Silvia pâlit légèrement, le passé lui avait appris que le pêcheur était incapable de manquer à un serment semblable à celui qu'il venait de faire.

—Parlez-donc, dit-elle avec une légère expression de dédain, qui n'échappa aux regards pénétrants de Beppo, parlez donc, je vous écouterai puisque je ne puis faire autrement.

—Aussi bien, il faut que tout cela finisse, dit Beppo, se parlant à lui-même à voix basse.

Il s'était assis près d'un petit guéridon sur lequel, quelques jours auparavant, Silvia avait servi à souper au vieux juif. Il tenait sa tête entre ses deux mains, et paraissait enseveli dans de profondes et tristes réflexions.

—Je vous attends dit Silvia.

—Vous me disiez tout à l'heure que vous n'aimiez pas les vieilles histoires, il faut cependant que vous en écoutiez une dont vous connaissez déjà tous les détails.

«Une jeune femme qui cachait sous la physionomie d'un ange l'âme d'un démon, vint un jour trouver dans sa cabane un pauvre pêcheur qui jamais ne lui avait adressé la parole.

»Elle savait cependant que ce pêcheur l'aimait de toutes les forces de son âme, qu'il la révérait à l'égal d'une madone, qu'elle était devenue la pensée de tous ses jours, le rêve de toutes ses nuits; car elle avait remarqué qu'il suivait partout ses traces, et elle avait lu dans les regards qu'il osait à peine jeter sur une aussi grande dame, la violente passion qu'elle lui avait inspirée. Cette jeune femme vint donc trouver le pêcheur.

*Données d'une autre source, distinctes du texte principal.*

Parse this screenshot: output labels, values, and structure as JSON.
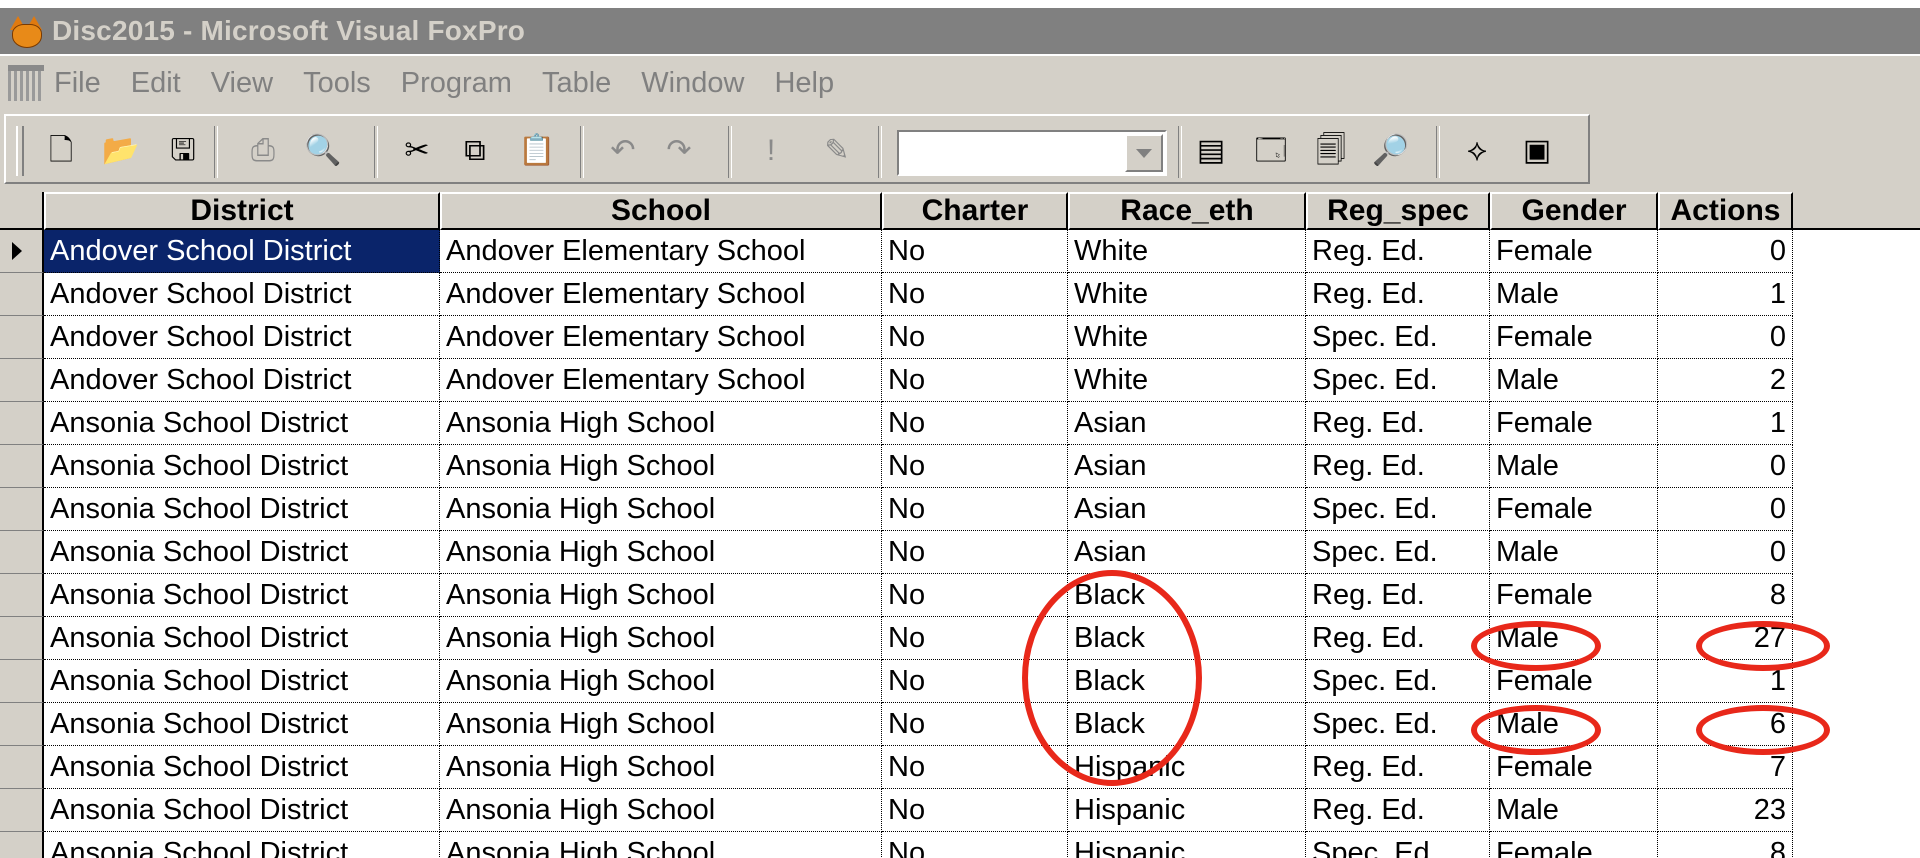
{
  "window": {
    "title": "Disc2015 - Microsoft Visual FoxPro",
    "app_icon": "foxpro-icon"
  },
  "menu": {
    "items": [
      "File",
      "Edit",
      "View",
      "Tools",
      "Program",
      "Table",
      "Window",
      "Help"
    ]
  },
  "toolbar": {
    "combo_value": "",
    "buttons": [
      "new-file-icon",
      "open-folder-icon",
      "save-icon",
      "print-icon",
      "print-preview-icon",
      "cut-icon",
      "copy-icon",
      "paste-icon",
      "undo-icon",
      "redo-icon",
      "run-icon",
      "modify-form-icon",
      "command-window-icon",
      "data-session-icon",
      "properties-icon",
      "form-designer-icon",
      "class-browser-icon",
      "component-gallery-icon"
    ]
  },
  "grid": {
    "columns": [
      "District",
      "School",
      "Charter",
      "Race_eth",
      "Reg_spec",
      "Gender",
      "Actions"
    ],
    "rows": [
      [
        "Andover School District",
        "Andover Elementary School",
        "No",
        "White",
        "Reg. Ed.",
        "Female",
        "0"
      ],
      [
        "Andover School District",
        "Andover Elementary School",
        "No",
        "White",
        "Reg. Ed.",
        "Male",
        "1"
      ],
      [
        "Andover School District",
        "Andover Elementary School",
        "No",
        "White",
        "Spec. Ed.",
        "Female",
        "0"
      ],
      [
        "Andover School District",
        "Andover Elementary School",
        "No",
        "White",
        "Spec. Ed.",
        "Male",
        "2"
      ],
      [
        "Ansonia School District",
        "Ansonia High School",
        "No",
        "Asian",
        "Reg. Ed.",
        "Female",
        "1"
      ],
      [
        "Ansonia School District",
        "Ansonia High School",
        "No",
        "Asian",
        "Reg. Ed.",
        "Male",
        "0"
      ],
      [
        "Ansonia School District",
        "Ansonia High School",
        "No",
        "Asian",
        "Spec. Ed.",
        "Female",
        "0"
      ],
      [
        "Ansonia School District",
        "Ansonia High School",
        "No",
        "Asian",
        "Spec. Ed.",
        "Male",
        "0"
      ],
      [
        "Ansonia School District",
        "Ansonia High School",
        "No",
        "Black",
        "Reg. Ed.",
        "Female",
        "8"
      ],
      [
        "Ansonia School District",
        "Ansonia High School",
        "No",
        "Black",
        "Reg. Ed.",
        "Male",
        "27"
      ],
      [
        "Ansonia School District",
        "Ansonia High School",
        "No",
        "Black",
        "Spec. Ed.",
        "Female",
        "1"
      ],
      [
        "Ansonia School District",
        "Ansonia High School",
        "No",
        "Black",
        "Spec. Ed.",
        "Male",
        "6"
      ],
      [
        "Ansonia School District",
        "Ansonia High School",
        "No",
        "Hispanic",
        "Reg. Ed.",
        "Female",
        "7"
      ],
      [
        "Ansonia School District",
        "Ansonia High School",
        "No",
        "Hispanic",
        "Reg. Ed.",
        "Male",
        "23"
      ],
      [
        "Ansonia School District",
        "Ansonia High School",
        "No",
        "Hispanic",
        "Spec. Ed.",
        "Female",
        "8"
      ]
    ],
    "selected_row": 0,
    "selection_color": "#0a246a"
  },
  "annotations": {
    "color": "#e8281a"
  }
}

»Elle n'attendit pas qu'il lui fit l'aveu de ses sentiments, elle lui dit qu'elle les avait devinés, et qu'il ne lui était pas défendu d'espérer; puis, lorsqu'elle l'eut enivré de sa parole, fasciné de ses regards, elle lui mit un poignard dans la main et lui dit d'aller tuer un homme qui devait, à une certaine heure, passer dans un lieu qu'elle lui désigna. Comme il hésitait, elle lui raconta une histoire qui eût justifié un crime, si un crime pouvait être justifié, histoire qu'elle inventa à l'instant même, et qui, cependant, arracha des larmes à celui qui l'écoutait. Elle lui dit, à cet homme qui était fou, qu'elle l'aimait depuis le jour où pour la première fois elle l'avait vu, et que ce n'était que depuis ce jour, que la tyrannie de celui qu'il fallait frapper lui était devenue insupportable; elle lui dit que cet homme était le seul obstacle qui s'opposait à leur bonheur; que lorsqu'il n'existerait plus, elle serait libre, et qu'elle se trouverait heureuse de partager avec lui le modeste avenir qu'il était à même de lui offrir. Le misérable promit de faire tout ce que voulait l'enchanteresse, et comme elle paraissait douter de sa parole, il lui jura par Notre-Dame de la Garde d'accomplir ses desseins. Faut-il vous dire le reste? Il s'embusqua au coin d'une rue, il attendit dans l'ombre un homme qui ne songeait pas à se défendre, et il lui plongea dans le cœur le poignard que voici.»

—Tous les détails de l'histoire que je viens de vous raconter, sont-ils exacts, madame la marquise?